Member of the Virginia Senate from the Orange, Culpeper and Madison Counties district
- In office October 5, 1869 – December 8, 1879
- Preceded by: Philip W. Strother
- Succeeded by: John R. Strother

Member of the Virginia House of Delegates from the Culpeper County, Virginia district
- In office December 2, 1885 – March 6, 1887
- Preceded by: J. C. Gibson
- Succeeded by: James Barbour

Personal details
- Born: April 3, 1840 Rappahannock County, Virginia, US
- Died: February 5, 1910 (aged 69) Culpeper County, Virginia, US
- Spouse: Elizabeth A. Browning (1845–1919)
- Occupation: lawyer, Confederate officer, politician, judge

Military service
- Allegiance: Confederate States of America
- Branch/service: cavalry
- Years of service: 1862-1865
- Rank: Major
- Unit: 6th Virginia Cavalry
- Battles/wars: Battle of Front Royal,

= Daniel A. Grimsley =

American politician

Daniel Amon Grimsley (April 3, 1840 – February 5, 1910) was a Virginia lawyer, Confederate officer, ten-year member of the Virginia senate and for 23 years judge in Culpeper County.

==Early and family life==
The son of Baptist minister Barnett Grimsley (1807-18895) and his wife the former Ruth Updike (who had married in 1830). Grimsley had an older brother Thomas F. Grimsley (1835–1913, who had also become a teacher and Baptist minister by 1860) and older sisters Elizabeth (b. 1831) and Martha (b.1838), as well as a younger sister Louisa (b. 1842). His father owned eight slaves in the 1860 census.

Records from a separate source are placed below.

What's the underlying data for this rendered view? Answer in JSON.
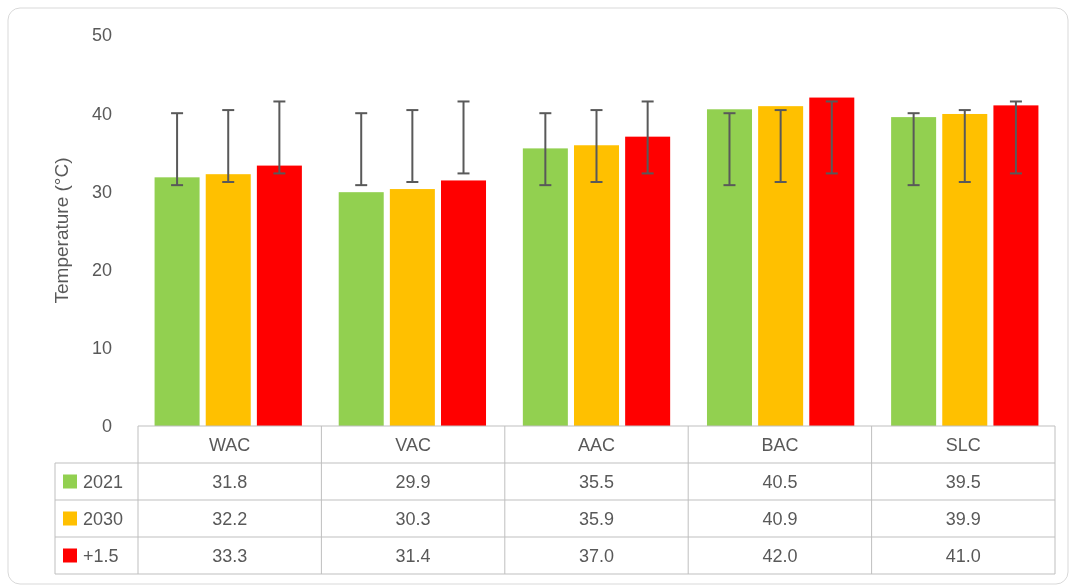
{
  "chart_data": {
    "type": "bar",
    "ylabel": "Temperature (°C)",
    "categories": [
      "WAC",
      "VAC",
      "AAC",
      "BAC",
      "SLC"
    ],
    "ylim": [
      0,
      50
    ],
    "yticks": [
      0,
      10,
      20,
      30,
      40,
      50
    ],
    "grid": false,
    "legend": "bottom",
    "series": [
      {
        "name": "2021",
        "color": "#92d050",
        "values": [
          31.8,
          29.9,
          35.5,
          40.5,
          39.5
        ],
        "value_labels": [
          "31.8",
          "29.9",
          "35.5",
          "40.5",
          "39.5"
        ],
        "errors": [
          [
            30.8,
            40.0
          ],
          [
            30.8,
            40.0
          ],
          [
            30.8,
            40.0
          ],
          [
            30.8,
            40.0
          ],
          [
            30.8,
            40.0
          ]
        ]
      },
      {
        "name": "2030",
        "color": "#ffc000",
        "values": [
          32.2,
          30.3,
          35.9,
          40.9,
          39.9
        ],
        "value_labels": [
          "32.2",
          "30.3",
          "35.9",
          "40.9",
          "39.9"
        ],
        "errors": [
          [
            31.2,
            40.4
          ],
          [
            31.2,
            40.4
          ],
          [
            31.2,
            40.4
          ],
          [
            31.2,
            40.4
          ],
          [
            31.2,
            40.4
          ]
        ]
      },
      {
        "name": "+1.5",
        "color": "#ff0000",
        "values": [
          33.3,
          31.4,
          37.0,
          42.0,
          41.0
        ],
        "value_labels": [
          "33.3",
          "31.4",
          "37.0",
          "42.0",
          "41.0"
        ],
        "errors": [
          [
            32.3,
            41.5
          ],
          [
            32.3,
            41.5
          ],
          [
            32.3,
            41.5
          ],
          [
            32.3,
            41.5
          ],
          [
            32.3,
            41.5
          ]
        ]
      }
    ]
  }
}
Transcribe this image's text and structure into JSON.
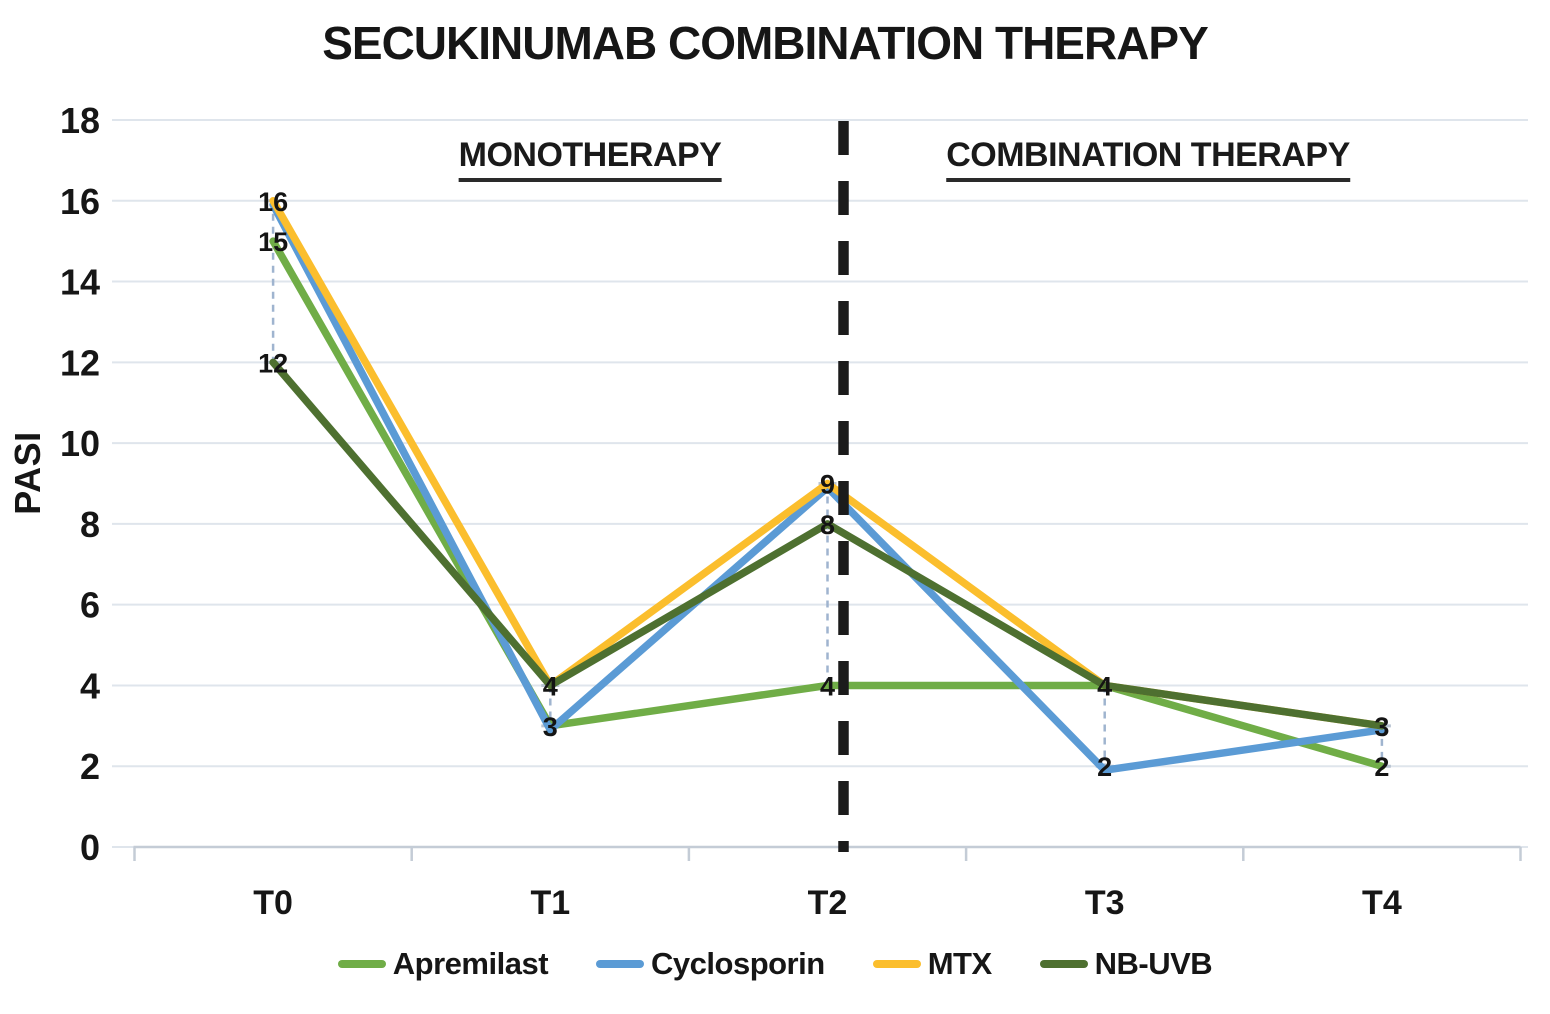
{
  "title": "SECUKINUMAB COMBINATION THERAPY",
  "regions": {
    "left": "MONOTHERAPY",
    "right": "COMBINATION THERAPY"
  },
  "chart_data": {
    "type": "line",
    "title": "SECUKINUMAB COMBINATION THERAPY",
    "categories": [
      "T0",
      "T1",
      "T2",
      "T3",
      "T4"
    ],
    "series": [
      {
        "name": "Apremilast",
        "color": "#70AD47",
        "values": [
          15,
          3,
          4,
          4,
          2
        ]
      },
      {
        "name": "Cyclosporin",
        "color": "#5B9BD5",
        "values": [
          16,
          3,
          9,
          2,
          3
        ]
      },
      {
        "name": "MTX",
        "color": "#FBBE2D",
        "values": [
          16,
          4,
          9,
          4,
          3
        ]
      },
      {
        "name": "NB-UVB",
        "color": "#4E7030",
        "values": [
          12,
          4,
          8,
          4,
          3
        ]
      }
    ],
    "xlabel": "",
    "ylabel": "PASI",
    "ylim": [
      0,
      18
    ],
    "ytick_step": 2,
    "grid": true,
    "legend_position": "bottom",
    "separator_after": "T2",
    "region_labels": [
      "MONOTHERAPY",
      "COMBINATION THERAPY"
    ],
    "data_labels": [
      [
        16,
        15,
        12
      ],
      [
        4,
        3
      ],
      [
        9,
        8,
        4
      ],
      [
        4,
        2
      ],
      [
        3,
        2
      ]
    ],
    "high_low_lines": true
  },
  "colors": {
    "separator": "#1b1b1b",
    "gridline": "#dfe5ec",
    "axis": "#c4ccd6",
    "connector": "#9fb4cf",
    "label": "#141414"
  }
}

Daniel Grimsley married Elizabeth (Bettie) A. Browning, and they had children: Margaret (Maggie) Grimsley Drewry (1868–1941), Virginia (Birdie) L Grimsley Burckmyer (1869–1950), T. Edwin Grimsley (1871–1930), Mary Browning Grimsley Barbour (1873–1962), Frances (Fannie) Grimsley Smith (1875–1952), Elizabeth Barnett Grimsley Theus (1880–1951), and Ethel Grimsley (1882–1894).

==Career==

As the American Civil War began and Virginia seceded from the Union, Grimsley's elder brother Thomas enlisted almost immediately in the 6th Virginia Cavalry, on May 8, 1861. Daniel Grimsley (who was characterized as a schoolteacher on the 1860 census but as a farmer on the enlistment roll) joined the same unit as a corporal at Manassas, Virginia, on April 22, 1862. He was a member of Payne's Brigade, Fitz Lee's Division. Following the Battle of Front Royal, although Thomas would remain a private for the rest of the war, Daniel was promoted to sergeant on June 20, 1862. He was wounded at least twice, and also frequently assigned to court martial duty. Daniel Grimsley was promoted to Captain on April 20, 1862, and to Major on June 4, 1864.

After the war, Grimsley read law under commonwealth attorney Horatio G. Moffet (1808–1892) of Rappahannock County, Virginia. Following admission to the Virginia bar, Grimsley moved to Culpeper and practiced law with James Barbour.

After adoption of the Virginia Constitution of 1869 and the Commonwealth's readmission to the Union, Culpeper County's voters elected Grimsley to represent them in the Virginia Senate. He served from 1869 and was re-elected twice times, serving for a decade. He ran again in 1885, this time to represent Culpeper County in the House of Delegates.

Not long afterward, fellow legislators elected him a judge of the Circuit Court in Culpeper, so his longtime law partner (and later in-law) James Barbour resumed the seat he had held before the American Civil War. Grimsley served as a judge in Culpeper for 23 years.

==Death and legacy==

Judge Grimsley experienced a stroke on February 2, 1910, and died three days later at his home. He had a son, Capt. T. Edward Grimsley (who had become a lawyer by 1900), and five daughters.